Tapi banyak orang akan mengatakan ya. Karier saya didasarkan pada “Apakah Anda menyukai seluler?” Jawabannya adalah jutaan orang berkata, “Ya, saya ingin situs web lengkap tentang hal itu.”

Ya. Maksud saya, ada orang-orang industri yang menyukai seluler, namun menurut saya sebagian besar orang menyukai hal-hal yang dapat mereka lakukan dengan ponsel, dan mereka menyukai cara mereka menggunakannya.
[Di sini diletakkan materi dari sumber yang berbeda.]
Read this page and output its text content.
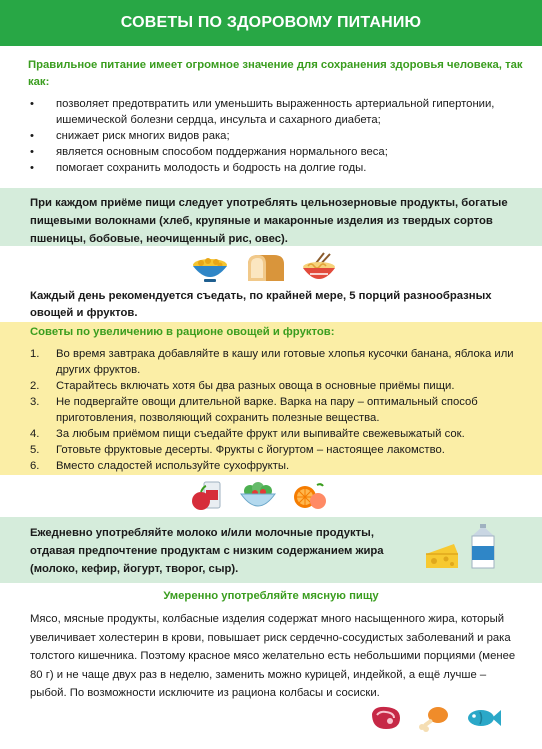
СОВЕТЫ ПО ЗДОРОВОМУ ПИТАНИЮ
Правильное питание имеет огромное значение для сохранения здоровья человека, так как:
• позволяет предотвратить или уменьшить выраженность артериальной гипертонии, ишемической болезни сердца, инсульта и сахарного диабета;
• снижает риск многих видов рака;
• является основным способом поддержания нормального веса;
• помогает сохранить молодость и бодрость на долгие годы.

При каждом приёме пищи следует употреблять цельнозерновые продукты, богатые пищевыми волокнами (хлеб, крупяные и макаронные изделия из твердых сортов пшеницы, бобовые, неочищенный рис, овес).

Каждый день рекомендуется съедать, по крайней мере, 5 порций разнообразных овощей и фруктов.
Советы по увеличению в рационе овощей и фруктов:
1. Во время завтрака добавляйте в кашу или готовые хлопья кусочки банана, яблока или других фруктов.
2. Старайтесь включать хотя бы два разных овоща в основные приёмы пищи.
3. Не подвергайте овощи длительной варке. Варка на пару – оптимальный способ приготовления, позволяющий сохранить полезные вещества.
4. За любым приёмом пищи съедайте фрукт или выпивайте свежевыжатый сок.
5. Готовьте фруктовые десерты. Фрукты с йогуртом – настоящее лакомство.
6. Вместо сладостей используйте сухофрукты.

Ежедневно употребляйте молоко и/или молочные продукты, отдавая предпочтение продуктам с низким содержанием жира (молоко, кефир, йогурт, творог, сыр).

Умеренно употребляйте мясную пищу
Мясо, мясные продукты, колбасные изделия содержат много насыщенного жира, который увеличивает холестерин в крови, повышает риск сердечно-сосудистых заболеваний и рака толстого кишечника. Поэтому красное мясо желательно есть небольшими порциями (менее 80 г) и не чаще двух раз в неделю, заменить можно курицей, индейкой, а ещё лучше – рыбой. По возможности исключите из рациона колбасы и сосиски.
Ini seperti, “Apakah Anda menyukai mikrokomputer?” Itu seperti, “Yah, tidak, saya suka karena saya bisa membuat spreadsheet sekarang, dan saya tidak perlu harus…” Jadi menurut saya jika Anda menganggap AI sebagai platform komputasi, pertanyaannya adalah, aplikasi apa saja yang dibangun di atas platform komputasi tersebut yang disukai Gen Z? Dan jumlahnya sudah banyak. Baik itu menggunakannya untuk mengerjakan pekerjaan rumah, membantu memecahkan masalah yang mereka hadapi, atau tantangan pribadi yang mereka hadapi, dan berbicara dengan ChatGPT atau Claude atau apa pun, menurut saya ada banyak kecintaan terhadap AI dan banyak kebencian terhadap AI. Saya pikir kita hidup di dunia di mana segala sesuatunya sangat terpolarisasi, dan segala sesuatunya bersifat cinta dan benci.

Memperjuangkan cara baru dalam menggunakan AI dan cara berpikir baru mengenai AI yang mengedepankan manusia, yaitu kreatif, memperbesar keagenan manusia, bukan berarti memberikan hal yang sama kepada semua orang, namun tentang membantu manusia menjadi lebih baik. pengalaman yang tersalisasi dan terhubung, serta terhubung dengan teman-teman mereka — menurut saya itu akan menjadi sesuatu yang harus Anda perjuangkan karena akan ada berbagai macam penggunaan AI distopia. Namun menurut saya kita dapat membangun sesuatu yang istimewa, yang membuat orang melihat kekuatan platform komputasi baru ini, namun tidak melalui platform itu sendiri; hal tersebut dapat dilakukan melalui aplikasi dan melalui hal-hal menyenangkan yang dapat mereka lakukan dengannya, serta cara-cara menyenangkan untuk terhubung dengan teman-teman mereka.

Saya senang melihat bagaimana semuanya berjalan. Kapan kesepakatannya ditutup? Apa kronologinya?

Mudah-mudahan, kami akan menutupnya pada akhir bulan ini.

Baiklah. Dan kemudian Anda dan Byron harus kembali lagi, dan Anda harus menunjukkan kepada saya YouTube yang didukung AI ini yang akan membuat Google terguncang.

Ya, kamu akan lebih senang berbicara dengannya daripada aku.

Saya sudah berbicara dengannya sebelumnya. Dia cukup berkarakter. Sejujurnya aku penasaran. Anda telah menjelaskan beberapa produk besar dan beberapa visi besar. Saya sangat ingin melihat mereka membuahkan hasil. Anda harus segera kembali.

Jonah, terima kasih banyak sudah hadir Dekoder.

Terima kasih telah menerima saya.

Pertanyaan atau komentar? Hubungi kami di decoder@theverge.com. Kami benar-benar membaca setiap email!

Dekoder dengan Nilay Patel

Podcast dari Tepi tentang ide-ide besar dan masalah lainnya.

BERLANGGANAN SEKARANG!

Ikuti topik dan penulis dari cerita ini untuk melihat lebih banyak hal serupa di feed beranda hasil personalisasi Anda dan untuk menerima pembaruan email.